The good news is that this problem is solvable, through an expanded use of ventilation.
What is Ventilation and Why is it Important?
Ventilation means air movement, specifically the removal of stale, polluted indoor air and its replacement with cleaner, fresher air from outside.
Indoor living spaces contaminated with dust, dirt, moisture, pet dander, pollen, mold spores, bacteria, smoke, fumes from nearby roads or adjacent garages, chemical traces from cleaning products, bathroom and kitchen odors, and other sources of airborne unpleasantness require frequent ventilation. But if your home is like most, chances are your ventilation is inadequate.
Our homes are a refuge. Nevertheless, maintaining acceptable air quality inside of them is a constant challenge. Without proper ventilation unclean air can fill your lungs and nasal passages, putting you and your family at risk for allergy attacks, asthma, skin problems, bacterial infections, and eye, nose and throat irritations.
Ventilation is preventive medicine, and if you neglect to provide proper ventilation in your living area you can pay a heavy price for your neglect.
Three Types of Home Ventilation and How They Can Work for You
There are three sources of ventilation that can clear your home’s air: natural ventilation, mechanical ventilation, and air infiltration or exfiltration. The first two can be powerful allies, while the latter can help you as well if you give it a little boost.
Windows and doors (especially screen doors) are your natural ventilators, and if they are kept open and unblocked they can do good work. To increase natural venting efficiency, you should keep windows and doors open on opposite sides of the home and on separate floors. This will draw air through and maximize air flow.
To boost flow further, electric fans can be strategically placed near windows to increase the speed of the air’s movement.
If you can’t keep your windows open all year long, you can supplement natural ventilation with one of four mechanical ventilation system options:
- Supply ventilation systems. Supply fans bring fresh air from the outside through intake vents placed at various locations around the home’s perimeter, piping it throughout the home via ductwork. Supply ventilation systems aren’t suitable for cold climates, since they can pressurize indoor air and increase indoor heat loss through air leakage in winter.
- Exhaust ventilation systems. These systems use exhaust fans to expel air through outtake vents, depressurizing indoor spaces and making it easier for fresh air to re-enter the home. Exhaust ventilation systems are not ideal for hot, humid climates, where penetration of outside air can create moisture problems on the interior of the home.
- Balanced ventilation systems. Exhaust and supply fans are both installed and operated in unison, to keep air constantly flowing in and out. Because of their four-season efficiency, balanced ventilation systems work well in any climate.
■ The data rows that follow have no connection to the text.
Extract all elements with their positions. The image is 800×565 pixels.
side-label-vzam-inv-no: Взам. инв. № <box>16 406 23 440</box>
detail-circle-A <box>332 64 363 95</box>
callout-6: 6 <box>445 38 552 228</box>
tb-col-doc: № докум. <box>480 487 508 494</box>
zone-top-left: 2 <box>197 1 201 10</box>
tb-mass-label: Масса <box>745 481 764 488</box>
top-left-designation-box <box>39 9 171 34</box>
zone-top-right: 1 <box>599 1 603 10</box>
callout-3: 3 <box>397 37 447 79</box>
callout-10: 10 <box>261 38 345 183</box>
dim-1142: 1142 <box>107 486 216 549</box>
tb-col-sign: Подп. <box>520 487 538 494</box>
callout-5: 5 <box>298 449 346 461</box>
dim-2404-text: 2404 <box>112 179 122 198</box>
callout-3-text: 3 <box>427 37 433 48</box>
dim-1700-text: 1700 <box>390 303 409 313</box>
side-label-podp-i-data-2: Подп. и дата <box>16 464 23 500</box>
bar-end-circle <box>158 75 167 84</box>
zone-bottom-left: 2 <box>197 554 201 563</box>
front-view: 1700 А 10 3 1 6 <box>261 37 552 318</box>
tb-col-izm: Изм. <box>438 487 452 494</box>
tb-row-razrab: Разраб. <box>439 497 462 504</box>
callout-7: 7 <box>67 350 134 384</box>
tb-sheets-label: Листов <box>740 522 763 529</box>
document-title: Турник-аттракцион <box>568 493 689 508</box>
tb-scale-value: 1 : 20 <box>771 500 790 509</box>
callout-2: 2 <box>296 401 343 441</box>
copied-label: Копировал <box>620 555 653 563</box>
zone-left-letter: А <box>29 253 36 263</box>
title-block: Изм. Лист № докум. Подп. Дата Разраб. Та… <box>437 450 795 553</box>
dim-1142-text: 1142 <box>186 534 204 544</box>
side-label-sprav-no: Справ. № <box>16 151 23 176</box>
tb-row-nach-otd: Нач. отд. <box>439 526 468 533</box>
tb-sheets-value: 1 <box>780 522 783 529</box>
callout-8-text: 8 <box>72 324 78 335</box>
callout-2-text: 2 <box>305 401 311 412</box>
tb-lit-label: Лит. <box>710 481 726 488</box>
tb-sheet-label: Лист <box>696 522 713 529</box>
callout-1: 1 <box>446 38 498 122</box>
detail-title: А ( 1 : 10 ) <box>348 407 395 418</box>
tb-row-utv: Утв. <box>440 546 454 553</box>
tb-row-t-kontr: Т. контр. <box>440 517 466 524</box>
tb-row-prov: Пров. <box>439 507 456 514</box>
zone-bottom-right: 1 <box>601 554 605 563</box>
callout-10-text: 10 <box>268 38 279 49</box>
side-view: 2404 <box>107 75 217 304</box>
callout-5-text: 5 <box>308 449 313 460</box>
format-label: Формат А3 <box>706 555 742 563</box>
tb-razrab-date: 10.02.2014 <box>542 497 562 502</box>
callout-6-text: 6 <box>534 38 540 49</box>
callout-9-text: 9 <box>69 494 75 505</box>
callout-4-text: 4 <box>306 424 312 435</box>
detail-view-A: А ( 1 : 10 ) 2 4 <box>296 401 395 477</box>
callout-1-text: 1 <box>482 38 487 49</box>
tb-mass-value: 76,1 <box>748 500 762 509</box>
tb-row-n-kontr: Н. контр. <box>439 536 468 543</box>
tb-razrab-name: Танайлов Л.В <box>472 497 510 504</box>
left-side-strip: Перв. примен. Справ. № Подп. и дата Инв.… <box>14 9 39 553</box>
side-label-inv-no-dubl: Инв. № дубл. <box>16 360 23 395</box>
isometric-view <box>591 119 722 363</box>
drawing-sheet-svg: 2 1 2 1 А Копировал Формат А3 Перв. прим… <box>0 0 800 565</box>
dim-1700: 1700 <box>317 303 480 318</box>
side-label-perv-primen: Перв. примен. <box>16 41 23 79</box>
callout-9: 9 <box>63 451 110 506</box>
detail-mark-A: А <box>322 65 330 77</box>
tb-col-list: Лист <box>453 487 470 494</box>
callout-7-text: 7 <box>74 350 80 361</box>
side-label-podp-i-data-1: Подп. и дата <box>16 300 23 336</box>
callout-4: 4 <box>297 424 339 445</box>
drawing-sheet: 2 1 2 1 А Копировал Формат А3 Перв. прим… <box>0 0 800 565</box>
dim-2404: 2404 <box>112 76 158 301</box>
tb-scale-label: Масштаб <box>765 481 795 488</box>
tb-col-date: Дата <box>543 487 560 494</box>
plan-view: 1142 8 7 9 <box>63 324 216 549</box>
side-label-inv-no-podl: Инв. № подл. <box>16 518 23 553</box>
- Spot ventilation. Exhaust fans placed in bathrooms, kitchens or garages can ventilate specific rooms vulnerable to odors or other types of contamination.
Mechanical ventilation systems must be properly sized to meet the ventilation needs of each individual home, and trained indoor air quality professionals can help assist with that task.
Infiltration and Exfiltration
Infiltration and exfiltration refer to air leakage into and out of your home through cracks, holes, and crevices in walls, floors and ceilings, or under and around doors and windows. This air movement helps but is not sufficient to fully cleanse indoor air, and you should supplement its action by purchasing air cleaners or air purifiers.
Air cleaners use fans to pull in air, which is then passed through a filter to remove microscopic (or larger) particle contaminants before the air is recirculated into the room.
Air purifiers work similarly, and some models use filters. But other models use ultraviolet light (UV) to neutralize living bacteria and other microorganisms, and still other models use an absorbent material (often activated carbon) to “soak up” the pollen, spores, dust particles, chemical traces and so on that can make your home’s air virtually unbreathable.
Air cleaners and purifiers come in a broad range of sizes, capacities and prices, depending on your needs and preferences.